Well. I may have a few years left in me yet. Thanks for any kind thoughts. I’m most likely not immediately dying pending a visit to a dermatologist. Though I do have to have another surgery in addition to the one I still need on my wrist so that’s fun. And I’m still not out of the woods yet. Have to have a biopsy. But. Whatever. Such is my lot in life.
On a more positive note I’m wondering if I’m the only one that feels a bit of schadenfreude when they see an ex that screwed them over in the past and that person now looks like shit. I guess I’m a bad person eh?
I haven’t posted on here in freaking ages. Not that I didn’t have anything to say but because I’ve had so much crap going on that I’ve honestly been too lazy to write. I’m stuck in hicksville in a house I can’t sell because it needs a lot of work and most of the contractors around here are dumb, crooked, or both. I stand to realize a decent commission if and when I do sell it. It’s just depressing that I’m putting off school to deal with contractors and the like.
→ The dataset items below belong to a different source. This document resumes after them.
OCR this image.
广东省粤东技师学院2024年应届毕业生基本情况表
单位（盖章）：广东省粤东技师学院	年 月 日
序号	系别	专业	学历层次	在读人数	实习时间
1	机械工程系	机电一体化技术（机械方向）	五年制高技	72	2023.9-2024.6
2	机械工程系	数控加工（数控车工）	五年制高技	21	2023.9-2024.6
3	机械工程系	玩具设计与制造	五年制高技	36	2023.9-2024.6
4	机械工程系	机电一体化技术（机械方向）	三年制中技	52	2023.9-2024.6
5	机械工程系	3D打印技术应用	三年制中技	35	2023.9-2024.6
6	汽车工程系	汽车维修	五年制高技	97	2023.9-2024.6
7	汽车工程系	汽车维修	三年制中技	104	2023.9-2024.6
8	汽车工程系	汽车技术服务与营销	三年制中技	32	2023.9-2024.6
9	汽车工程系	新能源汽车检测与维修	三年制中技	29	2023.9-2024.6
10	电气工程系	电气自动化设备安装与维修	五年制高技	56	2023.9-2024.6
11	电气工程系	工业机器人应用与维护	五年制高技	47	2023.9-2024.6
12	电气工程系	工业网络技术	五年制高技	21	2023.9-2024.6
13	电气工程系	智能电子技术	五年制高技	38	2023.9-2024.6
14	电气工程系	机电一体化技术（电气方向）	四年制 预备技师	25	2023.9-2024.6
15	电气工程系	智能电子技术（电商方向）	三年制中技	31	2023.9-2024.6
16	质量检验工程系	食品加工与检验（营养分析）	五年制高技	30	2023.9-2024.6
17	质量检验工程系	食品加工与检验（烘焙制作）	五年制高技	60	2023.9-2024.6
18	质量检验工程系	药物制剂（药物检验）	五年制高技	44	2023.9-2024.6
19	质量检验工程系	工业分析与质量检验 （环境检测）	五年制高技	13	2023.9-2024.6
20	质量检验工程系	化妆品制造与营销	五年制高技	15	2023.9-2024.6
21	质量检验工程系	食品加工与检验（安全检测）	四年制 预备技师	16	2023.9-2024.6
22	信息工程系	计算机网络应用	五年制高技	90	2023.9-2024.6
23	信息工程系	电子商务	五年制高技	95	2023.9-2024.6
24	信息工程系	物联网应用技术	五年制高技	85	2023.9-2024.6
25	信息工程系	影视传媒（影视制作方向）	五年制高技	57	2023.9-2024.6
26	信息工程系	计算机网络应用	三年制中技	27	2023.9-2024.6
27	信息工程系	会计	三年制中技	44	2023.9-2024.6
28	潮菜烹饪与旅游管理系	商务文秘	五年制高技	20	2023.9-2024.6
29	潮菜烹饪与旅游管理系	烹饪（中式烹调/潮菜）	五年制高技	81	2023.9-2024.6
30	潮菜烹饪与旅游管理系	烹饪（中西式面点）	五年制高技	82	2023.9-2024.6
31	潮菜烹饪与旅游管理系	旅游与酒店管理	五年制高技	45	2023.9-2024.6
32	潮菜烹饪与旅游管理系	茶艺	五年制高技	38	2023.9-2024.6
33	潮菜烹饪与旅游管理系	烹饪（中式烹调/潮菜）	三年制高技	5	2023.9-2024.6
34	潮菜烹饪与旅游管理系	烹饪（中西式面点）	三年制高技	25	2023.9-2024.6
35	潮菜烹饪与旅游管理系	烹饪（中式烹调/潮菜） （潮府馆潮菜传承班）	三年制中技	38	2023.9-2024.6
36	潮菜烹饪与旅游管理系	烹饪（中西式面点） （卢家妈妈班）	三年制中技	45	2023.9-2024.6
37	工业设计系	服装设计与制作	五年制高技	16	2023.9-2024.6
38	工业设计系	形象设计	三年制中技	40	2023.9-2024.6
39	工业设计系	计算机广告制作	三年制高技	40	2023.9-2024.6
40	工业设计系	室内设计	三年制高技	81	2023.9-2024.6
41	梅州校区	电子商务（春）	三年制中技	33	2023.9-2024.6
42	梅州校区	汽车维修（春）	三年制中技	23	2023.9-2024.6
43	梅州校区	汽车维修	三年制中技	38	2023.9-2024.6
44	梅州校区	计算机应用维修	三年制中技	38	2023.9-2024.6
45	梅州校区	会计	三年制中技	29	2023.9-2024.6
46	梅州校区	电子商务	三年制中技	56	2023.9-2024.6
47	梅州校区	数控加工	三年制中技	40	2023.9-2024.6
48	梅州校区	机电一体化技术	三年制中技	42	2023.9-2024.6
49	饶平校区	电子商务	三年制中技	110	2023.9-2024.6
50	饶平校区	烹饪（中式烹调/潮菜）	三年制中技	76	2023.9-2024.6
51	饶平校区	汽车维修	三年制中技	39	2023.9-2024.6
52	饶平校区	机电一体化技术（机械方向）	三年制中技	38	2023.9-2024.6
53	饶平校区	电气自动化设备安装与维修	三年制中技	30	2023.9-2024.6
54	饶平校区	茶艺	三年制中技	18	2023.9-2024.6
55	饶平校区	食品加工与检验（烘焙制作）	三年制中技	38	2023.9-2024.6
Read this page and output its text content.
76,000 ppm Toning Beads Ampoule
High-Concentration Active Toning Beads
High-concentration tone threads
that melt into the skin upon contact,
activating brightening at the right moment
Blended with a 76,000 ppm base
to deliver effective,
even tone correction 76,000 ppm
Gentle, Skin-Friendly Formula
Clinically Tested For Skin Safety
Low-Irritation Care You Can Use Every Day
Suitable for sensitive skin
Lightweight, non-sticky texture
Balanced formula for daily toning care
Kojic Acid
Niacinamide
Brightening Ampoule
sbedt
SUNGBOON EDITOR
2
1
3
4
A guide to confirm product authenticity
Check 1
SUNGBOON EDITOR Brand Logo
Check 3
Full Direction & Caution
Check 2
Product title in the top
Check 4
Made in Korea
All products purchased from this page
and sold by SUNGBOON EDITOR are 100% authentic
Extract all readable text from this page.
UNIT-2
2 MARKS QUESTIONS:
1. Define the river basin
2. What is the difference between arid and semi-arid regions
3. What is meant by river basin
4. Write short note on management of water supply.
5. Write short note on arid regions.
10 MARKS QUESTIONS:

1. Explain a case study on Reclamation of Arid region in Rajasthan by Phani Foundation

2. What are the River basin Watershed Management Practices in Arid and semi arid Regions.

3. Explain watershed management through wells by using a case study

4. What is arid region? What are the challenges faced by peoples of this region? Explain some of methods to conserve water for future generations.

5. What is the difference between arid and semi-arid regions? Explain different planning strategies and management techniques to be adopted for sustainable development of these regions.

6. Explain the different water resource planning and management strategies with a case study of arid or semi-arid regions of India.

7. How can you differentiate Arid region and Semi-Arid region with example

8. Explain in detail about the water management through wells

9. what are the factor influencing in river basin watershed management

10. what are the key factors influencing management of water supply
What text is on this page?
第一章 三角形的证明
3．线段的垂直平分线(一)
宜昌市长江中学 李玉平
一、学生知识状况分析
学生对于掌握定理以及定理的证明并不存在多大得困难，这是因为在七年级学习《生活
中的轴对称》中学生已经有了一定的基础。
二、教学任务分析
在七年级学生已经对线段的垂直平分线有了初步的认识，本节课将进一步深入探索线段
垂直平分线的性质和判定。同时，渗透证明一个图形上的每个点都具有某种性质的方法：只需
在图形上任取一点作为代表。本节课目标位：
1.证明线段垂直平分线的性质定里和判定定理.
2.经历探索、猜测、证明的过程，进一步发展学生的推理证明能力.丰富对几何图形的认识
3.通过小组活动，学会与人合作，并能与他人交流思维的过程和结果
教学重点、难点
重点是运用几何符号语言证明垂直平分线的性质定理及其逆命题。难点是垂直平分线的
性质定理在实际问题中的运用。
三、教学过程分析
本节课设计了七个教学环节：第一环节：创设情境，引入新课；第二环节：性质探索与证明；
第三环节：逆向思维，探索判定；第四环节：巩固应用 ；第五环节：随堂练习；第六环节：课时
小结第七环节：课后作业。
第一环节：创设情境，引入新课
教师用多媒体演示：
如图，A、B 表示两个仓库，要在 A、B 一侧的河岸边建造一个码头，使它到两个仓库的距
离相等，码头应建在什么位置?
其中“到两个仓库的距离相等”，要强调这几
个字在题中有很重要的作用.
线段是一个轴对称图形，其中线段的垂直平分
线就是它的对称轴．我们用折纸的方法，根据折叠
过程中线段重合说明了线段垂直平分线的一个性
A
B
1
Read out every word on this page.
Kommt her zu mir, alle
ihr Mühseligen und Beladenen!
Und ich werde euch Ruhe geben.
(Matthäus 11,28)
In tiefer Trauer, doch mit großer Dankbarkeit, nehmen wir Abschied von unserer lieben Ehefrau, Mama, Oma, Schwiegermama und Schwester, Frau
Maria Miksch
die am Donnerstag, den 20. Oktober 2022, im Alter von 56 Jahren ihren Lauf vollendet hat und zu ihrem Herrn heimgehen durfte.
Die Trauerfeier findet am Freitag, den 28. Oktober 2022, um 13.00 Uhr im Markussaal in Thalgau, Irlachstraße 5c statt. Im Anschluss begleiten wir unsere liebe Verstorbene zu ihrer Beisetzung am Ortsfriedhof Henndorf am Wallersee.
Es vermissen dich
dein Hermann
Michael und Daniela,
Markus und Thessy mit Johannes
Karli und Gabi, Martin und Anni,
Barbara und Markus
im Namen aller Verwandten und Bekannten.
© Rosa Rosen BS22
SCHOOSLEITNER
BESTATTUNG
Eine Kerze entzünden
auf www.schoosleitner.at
I guess my main reason for posting tonight is that I’ve been freaking out for a bit now but especially after the holidays and their distractions. On my dad’s side of the family, yeah thanks to him again, I inherited a bad gene that causes the males to be particularly unlucky in that we develop cysts more than the average person. I have dealt with it for years and been embarrassed by it but this time I have one that I’m afraid may have gone rogue. Meaning cancerous. I’ve shared this with a few people but not many.
So I’ve got an appointment on Wednesday to get it checked out. This isn’t bullshit at all. So if anyone still reads this I’d just ask for prayers, good wishes, or whatever positive thoughts my way while I freak out about this. Thanks and happy new year to all.